In 2024 we were given a clear and resounding warning for cell phones. It came in the form of a thick book titled “The Anxious Generation” (How the Great Rewiring of Childhood Is Causing an Epidemic of Mental Illness) by Jonathan Haidt.

The book has been tagged a top book by the Wall Street Journal, Washington Post and New York Times, and awarded the Nonfiction Book of the Year by Goodreads.

When I read the book, I underlined paragraph after paragraph and tagged page after page with Post-it notes. I became hooked on underlining and tagging in a book about becoming hooked.
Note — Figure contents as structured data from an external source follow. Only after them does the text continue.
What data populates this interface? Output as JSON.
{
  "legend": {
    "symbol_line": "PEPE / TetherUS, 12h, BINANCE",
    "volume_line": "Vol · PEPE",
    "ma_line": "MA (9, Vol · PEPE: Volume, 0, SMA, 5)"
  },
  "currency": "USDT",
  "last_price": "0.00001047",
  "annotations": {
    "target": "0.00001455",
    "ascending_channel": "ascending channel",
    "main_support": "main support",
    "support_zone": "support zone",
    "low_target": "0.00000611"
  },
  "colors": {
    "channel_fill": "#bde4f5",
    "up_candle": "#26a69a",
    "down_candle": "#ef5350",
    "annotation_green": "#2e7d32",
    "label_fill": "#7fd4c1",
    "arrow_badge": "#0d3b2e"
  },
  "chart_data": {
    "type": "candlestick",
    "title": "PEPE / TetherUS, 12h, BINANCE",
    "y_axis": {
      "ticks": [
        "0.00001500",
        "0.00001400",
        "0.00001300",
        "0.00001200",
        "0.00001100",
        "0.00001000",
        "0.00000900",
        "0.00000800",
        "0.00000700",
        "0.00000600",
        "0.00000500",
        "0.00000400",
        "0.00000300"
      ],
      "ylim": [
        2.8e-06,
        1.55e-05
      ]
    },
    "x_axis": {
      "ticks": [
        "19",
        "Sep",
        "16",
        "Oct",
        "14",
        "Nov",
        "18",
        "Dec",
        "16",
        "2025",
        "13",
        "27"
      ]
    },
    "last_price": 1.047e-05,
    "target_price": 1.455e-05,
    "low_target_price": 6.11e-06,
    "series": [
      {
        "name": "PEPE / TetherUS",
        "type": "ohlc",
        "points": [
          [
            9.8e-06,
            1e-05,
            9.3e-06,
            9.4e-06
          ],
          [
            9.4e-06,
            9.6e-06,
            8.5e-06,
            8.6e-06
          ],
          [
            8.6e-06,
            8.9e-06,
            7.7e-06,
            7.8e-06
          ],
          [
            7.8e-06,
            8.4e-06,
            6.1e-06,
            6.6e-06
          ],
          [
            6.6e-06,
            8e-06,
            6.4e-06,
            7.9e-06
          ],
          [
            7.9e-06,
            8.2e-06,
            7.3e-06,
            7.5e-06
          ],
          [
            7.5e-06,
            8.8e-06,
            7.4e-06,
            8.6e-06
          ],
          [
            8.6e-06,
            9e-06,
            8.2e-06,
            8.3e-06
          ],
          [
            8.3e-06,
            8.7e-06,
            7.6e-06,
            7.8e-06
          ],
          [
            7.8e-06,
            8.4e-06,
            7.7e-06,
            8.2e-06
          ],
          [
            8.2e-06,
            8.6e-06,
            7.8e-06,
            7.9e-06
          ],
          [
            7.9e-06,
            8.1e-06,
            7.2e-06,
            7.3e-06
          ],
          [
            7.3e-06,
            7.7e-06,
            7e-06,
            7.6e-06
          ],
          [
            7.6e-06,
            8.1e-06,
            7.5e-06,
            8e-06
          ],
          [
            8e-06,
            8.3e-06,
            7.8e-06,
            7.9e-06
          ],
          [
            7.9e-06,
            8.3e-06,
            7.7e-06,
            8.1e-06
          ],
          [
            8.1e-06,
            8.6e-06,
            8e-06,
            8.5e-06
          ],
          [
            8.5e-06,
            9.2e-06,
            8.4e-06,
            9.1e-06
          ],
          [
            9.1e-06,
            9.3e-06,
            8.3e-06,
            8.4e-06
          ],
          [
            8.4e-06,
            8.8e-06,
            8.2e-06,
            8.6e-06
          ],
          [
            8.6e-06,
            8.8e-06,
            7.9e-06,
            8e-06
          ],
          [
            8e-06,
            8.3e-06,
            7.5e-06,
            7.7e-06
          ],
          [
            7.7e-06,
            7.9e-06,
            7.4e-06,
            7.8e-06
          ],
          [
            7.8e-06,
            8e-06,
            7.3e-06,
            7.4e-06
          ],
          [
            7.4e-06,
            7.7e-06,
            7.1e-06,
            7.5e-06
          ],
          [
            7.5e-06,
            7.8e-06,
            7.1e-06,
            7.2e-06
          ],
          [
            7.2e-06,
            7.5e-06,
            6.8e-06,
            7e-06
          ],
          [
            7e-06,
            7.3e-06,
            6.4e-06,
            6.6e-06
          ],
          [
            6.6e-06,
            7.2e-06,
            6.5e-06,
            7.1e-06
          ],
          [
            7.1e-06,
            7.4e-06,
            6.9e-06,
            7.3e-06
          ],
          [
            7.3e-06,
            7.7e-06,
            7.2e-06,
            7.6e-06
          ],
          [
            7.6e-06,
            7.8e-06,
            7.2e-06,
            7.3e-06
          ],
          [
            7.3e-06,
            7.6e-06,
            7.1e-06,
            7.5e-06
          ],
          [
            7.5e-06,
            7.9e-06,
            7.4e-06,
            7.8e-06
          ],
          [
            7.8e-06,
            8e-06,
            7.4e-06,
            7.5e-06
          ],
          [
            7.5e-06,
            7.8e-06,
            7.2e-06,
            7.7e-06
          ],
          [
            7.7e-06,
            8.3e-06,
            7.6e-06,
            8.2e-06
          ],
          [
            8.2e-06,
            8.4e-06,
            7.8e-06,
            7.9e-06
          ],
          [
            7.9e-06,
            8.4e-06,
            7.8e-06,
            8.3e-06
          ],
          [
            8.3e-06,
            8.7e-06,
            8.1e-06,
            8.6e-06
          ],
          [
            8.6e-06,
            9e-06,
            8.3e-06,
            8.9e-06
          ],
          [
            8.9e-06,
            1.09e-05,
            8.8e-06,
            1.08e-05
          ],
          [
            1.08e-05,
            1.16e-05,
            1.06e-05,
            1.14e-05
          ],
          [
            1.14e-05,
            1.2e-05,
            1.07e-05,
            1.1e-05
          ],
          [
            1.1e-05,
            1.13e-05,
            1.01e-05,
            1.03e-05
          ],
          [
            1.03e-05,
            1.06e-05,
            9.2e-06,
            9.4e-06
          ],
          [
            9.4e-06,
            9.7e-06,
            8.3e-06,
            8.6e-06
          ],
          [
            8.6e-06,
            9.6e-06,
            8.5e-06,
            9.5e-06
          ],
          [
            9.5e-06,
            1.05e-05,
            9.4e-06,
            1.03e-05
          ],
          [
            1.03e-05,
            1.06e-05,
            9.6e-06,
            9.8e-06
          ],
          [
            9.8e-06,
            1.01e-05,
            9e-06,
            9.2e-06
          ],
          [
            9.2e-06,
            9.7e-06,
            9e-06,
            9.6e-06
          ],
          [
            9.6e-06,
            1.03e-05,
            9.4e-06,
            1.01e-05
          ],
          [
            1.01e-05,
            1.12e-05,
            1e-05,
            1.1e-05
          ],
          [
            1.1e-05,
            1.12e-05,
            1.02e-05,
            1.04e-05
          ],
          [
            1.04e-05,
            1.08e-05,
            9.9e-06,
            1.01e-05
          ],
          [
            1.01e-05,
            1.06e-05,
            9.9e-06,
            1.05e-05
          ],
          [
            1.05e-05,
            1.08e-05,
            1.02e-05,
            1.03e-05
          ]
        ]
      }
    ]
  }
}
Haidt thoroughly—and chillingly—connects the dots between the horrific rise in mental illness among adolescents and teens, and the rise in popularity of social media on smart phones. He makes an iron-clad case that social media is inappropriate for children and that puberty is a vulnerable and impressionable time, particularly for girls.

Social media platforms are designed to be addictive. A dopamine rush kicks in when users receive likes, comments and new followers. Like Pavlov’s dogs conditioned to salivate at the sound of a bell, users keep coming back for more.

Haidt points out that the problem is not just what social media does, but what social media keeps people from doing. Compared with their counterparts in the 2000s (prior to the common use of all the screens), today’s teens are less likely to go out with friends, less likely to get a driver’s license, less likely to play youth sports and more likely to be alone on their phones. Some teens sleep with their phones, texting throughout the night.

It starts early. Who hasn’t observed toddlers, in airports, grocery carts and strollers, mesmerized by moving screens? Not that the tykes are scrolling on TikTok, but the brain patterning for rapid flashing, constantly changing images is being imprinted.

Not long ago, I saw a clip of a basketball game featuring a halftime contest where mothers lined up on one end of the court and their babies, who were still crawlers, were lined up about 10 yards away. It was a race to see which babies would get to their mothers first.

 

How did the mothers entice them? By waving their cell phones. The little critters’ eyes lit up, they smiled from ear to ear and laid tracks.

What sets Haidt apart from simply screaming “Fire!” is that he identifies concrete ways to douse the flames:

--Say no to smartphones before high school. Flip phones are fine in middle school for safety and staying connected, but no smart phones.

--Say no to social media before age 16. Our friends Down Under in Australia just passed a law to that effect. Once kids are through adolescence and capable of more mature decision making, they are less likely to become addicted.

--Haidt also makes a case for phone-free schools. Finally, he points a finger at adults. Warnings to kids have no power if they are of the “Do as I say, not as I do” variety. Adults of every age and generation are powerful influencers when it comes to cell phone use.

Haidt is the giant red flag on the beach, snapping in the wind, signaling the presence of dangerous and life-threatening tides.

We would do well to heed the warning.